Writing Gear Review
An Open Book, Part 2
Yesterday I wrote about a problem that bedevils academics and authors alike: how to prop open the pages of a book on your desk or on a bookstand so that you can type or write notes in another document.
Book weights or page weights, whether the fancy leather-clad kind offered by Levenger, or the cheaper silicone-sheathed models available on Amazon, look great in the advertising photos but are somewhat less robust a solution in real life. Yesterday I heard from one friend on Twitter who uses three leather book weights to hold a book’s pages open.
For me, that’s too many little do-dads to keep track of on my desk, and too much to fiddle with when I have to turn the page and type some more.
When I think of desk clutter, I always think of Thoreau’s dramatic austerity in Walden: “I had three pieces of limestone on my desk, but I was terrified to find that they required to be dusted daily, when the furniture of my mind was all undusted still, and threw them out the window in disgust.”
I personally think he could have skipped a day of dusting and the rocks would have looked okay. But I do appreciate his dictum to simplify. And after cleaning off my desk completely, I am loath to add unnecessary clutter to its comfortingly bare surface.
But I have research to do and history to write, and I must be able to work with two open texts at the same time: the text I am writing, and the text I’m writing about. So, clutter or no, I need to have something to keep a resting book open to a particular passage.
Reader, I may have found it.
I present the COLIBYOU Clear Acrylic Book Weight. It’s no flying car, but it is a space age solution to my age-old nemesis: book pages that won’t lie open.
This is basically nothing more than a thick, heavy piece of super-clear plexiglass, with two convex wings curving toward a sunken trough in the middle of the piece, so that the object itself mimics the shape of an open book.
This item is lighter than the book weights I bought online, but it works so much better.
The reason, again, is physics. A book weight tries to wrangle a book page in place by concentrating its force in only one corner of the page. But if the book’s spine is stiff enough or stubborn enough, that page will slip its anchor and sail right past you as you are trying to type. But with this plexiglass contraption, the force of that stubborn book page that wants so badly to close is distributed evenly over the surface of the bookmark, which easily holds the page down.

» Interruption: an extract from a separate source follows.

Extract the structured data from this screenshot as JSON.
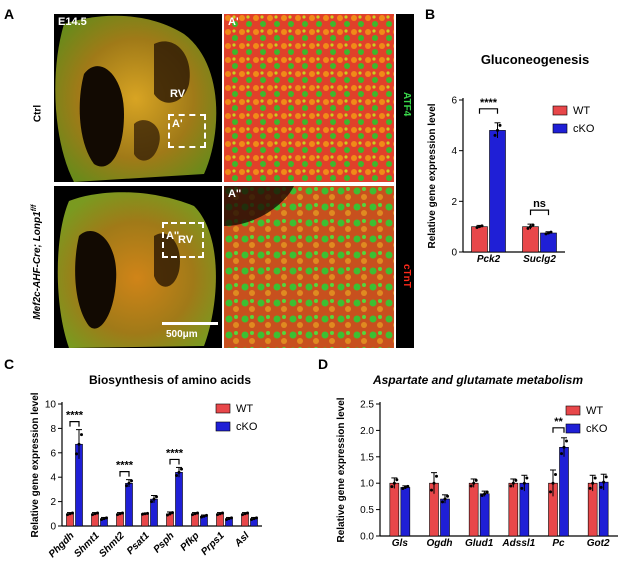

Yes, you do have to resort to plopping some object down in the middle of your book, right across the text. But in this case, you can see through the text.
I have also found that the COLIBYOU works reasonably well at an angle. As long as there is enough of a shelf at the bottom of your book stand to accommodate your codex and your acrylic page-spreader, you are in good shape.
Now, I have to say: I am much less fastidious than Thoreau. I will not be dusting anything every day, and certainly not this acrylic book weight. So I don’t know what will happen down the road as the object ages.
And I don’t know (and don’t want to find out!) if this object is very easy to scratch. So its transparency may be a fleeting feature.
Still, while this clear and simple tool lasts, it works wonders. It feels like I am looking into the future, even as I look to explain the past.